Tuesday 3 November 2015

Nicky Morgan's Plans for Education

Nicky Morgan will announce her plans
for English schools today.
It seems that every education secretary wants to unveil their own big revolution for our education system, before schools, pupils and teachers have had time to adapt to the last seismic shifts.

Today it was Nicky Morgan's turn to announce a raft of measures that will bring profound changes to our schools.

The eye-catching suggestions are:

  • Primary school pupils in England could face formal tests at the age of seven;
  • A pool of "elite teachers" will be recruited to work in struggling schools in coastal towns;
  • A target will require 90% of pupils to take core academic subjects at GCSE.

Mrs Morgan maintains her changes will help "every young person get the best start in life". At present, she says, there are 20 local authorities where most pupils do not achieve five good GCSEs, including English and maths. For Labour, shadow education secretary Lucy Powell said that rather than raising standards, the government has caused a "chronic shortage" of teachers.

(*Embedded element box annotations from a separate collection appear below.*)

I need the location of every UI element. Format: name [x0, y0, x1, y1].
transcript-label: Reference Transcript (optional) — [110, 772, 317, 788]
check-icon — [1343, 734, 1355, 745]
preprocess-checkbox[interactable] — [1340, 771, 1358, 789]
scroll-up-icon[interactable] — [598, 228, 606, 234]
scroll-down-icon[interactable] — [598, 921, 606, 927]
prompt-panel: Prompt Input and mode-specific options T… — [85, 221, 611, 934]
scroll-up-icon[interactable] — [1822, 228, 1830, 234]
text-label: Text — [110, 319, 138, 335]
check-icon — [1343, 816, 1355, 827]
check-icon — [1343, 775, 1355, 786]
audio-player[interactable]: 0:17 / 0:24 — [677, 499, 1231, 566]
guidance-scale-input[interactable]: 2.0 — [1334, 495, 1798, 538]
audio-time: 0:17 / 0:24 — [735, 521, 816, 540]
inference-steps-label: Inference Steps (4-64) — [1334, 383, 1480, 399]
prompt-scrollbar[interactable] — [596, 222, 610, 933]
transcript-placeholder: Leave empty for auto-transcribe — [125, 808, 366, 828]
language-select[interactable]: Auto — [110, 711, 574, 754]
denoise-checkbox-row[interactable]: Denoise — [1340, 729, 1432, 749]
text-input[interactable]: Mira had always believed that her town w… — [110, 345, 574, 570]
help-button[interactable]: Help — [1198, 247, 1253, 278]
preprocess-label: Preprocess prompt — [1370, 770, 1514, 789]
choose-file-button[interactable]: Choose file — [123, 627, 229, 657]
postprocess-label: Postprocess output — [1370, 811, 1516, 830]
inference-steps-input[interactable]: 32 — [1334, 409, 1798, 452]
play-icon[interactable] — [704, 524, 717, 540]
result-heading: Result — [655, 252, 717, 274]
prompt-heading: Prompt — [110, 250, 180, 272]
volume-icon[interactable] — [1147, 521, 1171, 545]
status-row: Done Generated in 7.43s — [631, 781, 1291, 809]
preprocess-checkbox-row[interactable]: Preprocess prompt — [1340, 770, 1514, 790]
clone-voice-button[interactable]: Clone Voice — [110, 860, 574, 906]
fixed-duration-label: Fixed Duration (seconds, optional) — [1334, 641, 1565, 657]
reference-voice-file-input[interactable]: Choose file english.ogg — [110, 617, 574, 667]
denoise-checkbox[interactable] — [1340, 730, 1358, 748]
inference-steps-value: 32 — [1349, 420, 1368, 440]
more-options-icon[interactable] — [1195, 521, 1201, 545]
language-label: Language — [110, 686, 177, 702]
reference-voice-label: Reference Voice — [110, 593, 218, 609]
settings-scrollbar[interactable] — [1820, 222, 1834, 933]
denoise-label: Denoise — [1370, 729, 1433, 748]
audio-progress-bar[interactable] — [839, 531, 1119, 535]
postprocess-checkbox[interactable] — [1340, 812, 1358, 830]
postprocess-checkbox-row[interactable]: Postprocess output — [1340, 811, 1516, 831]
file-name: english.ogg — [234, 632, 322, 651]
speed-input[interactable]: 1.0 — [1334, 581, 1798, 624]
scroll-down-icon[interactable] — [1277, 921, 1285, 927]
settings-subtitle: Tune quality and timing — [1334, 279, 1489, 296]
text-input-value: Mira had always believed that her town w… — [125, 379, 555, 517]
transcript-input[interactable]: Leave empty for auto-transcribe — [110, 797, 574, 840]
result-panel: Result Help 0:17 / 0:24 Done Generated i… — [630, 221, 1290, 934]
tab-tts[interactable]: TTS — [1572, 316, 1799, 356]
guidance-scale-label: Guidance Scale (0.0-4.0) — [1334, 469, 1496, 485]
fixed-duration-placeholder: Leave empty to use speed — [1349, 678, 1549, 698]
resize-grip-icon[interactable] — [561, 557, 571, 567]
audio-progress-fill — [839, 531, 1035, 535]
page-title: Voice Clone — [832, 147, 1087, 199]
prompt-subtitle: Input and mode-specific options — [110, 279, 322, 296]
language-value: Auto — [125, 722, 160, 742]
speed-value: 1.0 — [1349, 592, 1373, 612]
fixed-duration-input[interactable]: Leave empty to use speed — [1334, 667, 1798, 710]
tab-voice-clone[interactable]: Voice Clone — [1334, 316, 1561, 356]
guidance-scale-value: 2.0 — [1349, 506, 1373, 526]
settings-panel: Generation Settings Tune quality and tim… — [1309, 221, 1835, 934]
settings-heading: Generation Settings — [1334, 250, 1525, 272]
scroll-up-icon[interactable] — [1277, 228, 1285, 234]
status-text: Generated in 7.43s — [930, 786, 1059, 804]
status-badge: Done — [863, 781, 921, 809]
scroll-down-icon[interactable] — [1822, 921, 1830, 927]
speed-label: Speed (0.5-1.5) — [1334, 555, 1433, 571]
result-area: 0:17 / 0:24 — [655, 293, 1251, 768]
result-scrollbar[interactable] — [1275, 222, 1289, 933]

In her speech today, Mrs Morgan will announce details of the pre-election pledge to create a National Teaching Service. It will recruit a pool of 1,500 high-achieving teachers over five years who would be deployed to struggling schools. It will also give local "commissioners" the power to intervene in under-performing state schools in a variety of ways. These commissioners are already in post, created to oversee academies and free schools.

The plans also include the re-introduction of testing all pupils at the age of 7, which was previously scrapped. Critics point out that the UK's pupils are already the most examined in Europe and our schools are in danger of becoming "exam factories".

In secondary school, there is clarification of the last education secretary Michael Gove's target that all pupils will have to take traditional GCSE subjects, in what he named the English Baccalaureate. This requires pupils to take GCSEs in English, maths, history or geography, two sciences and a language.
There will now be a target of 90% of pupils, which will allow for just a small number of exemptions, such as for pupils with special needs. At present, only about 39% of pupils take these subjects.

Brian Lightman, leader of the ASCL head teachers' union, said it would be "immensely challenging" for schools to get enough staff for subjects such as modern languages to meet these new targets.

Are you a teacher, head teacher, parent or pupil? What are your thoughts on the big changes being announced today?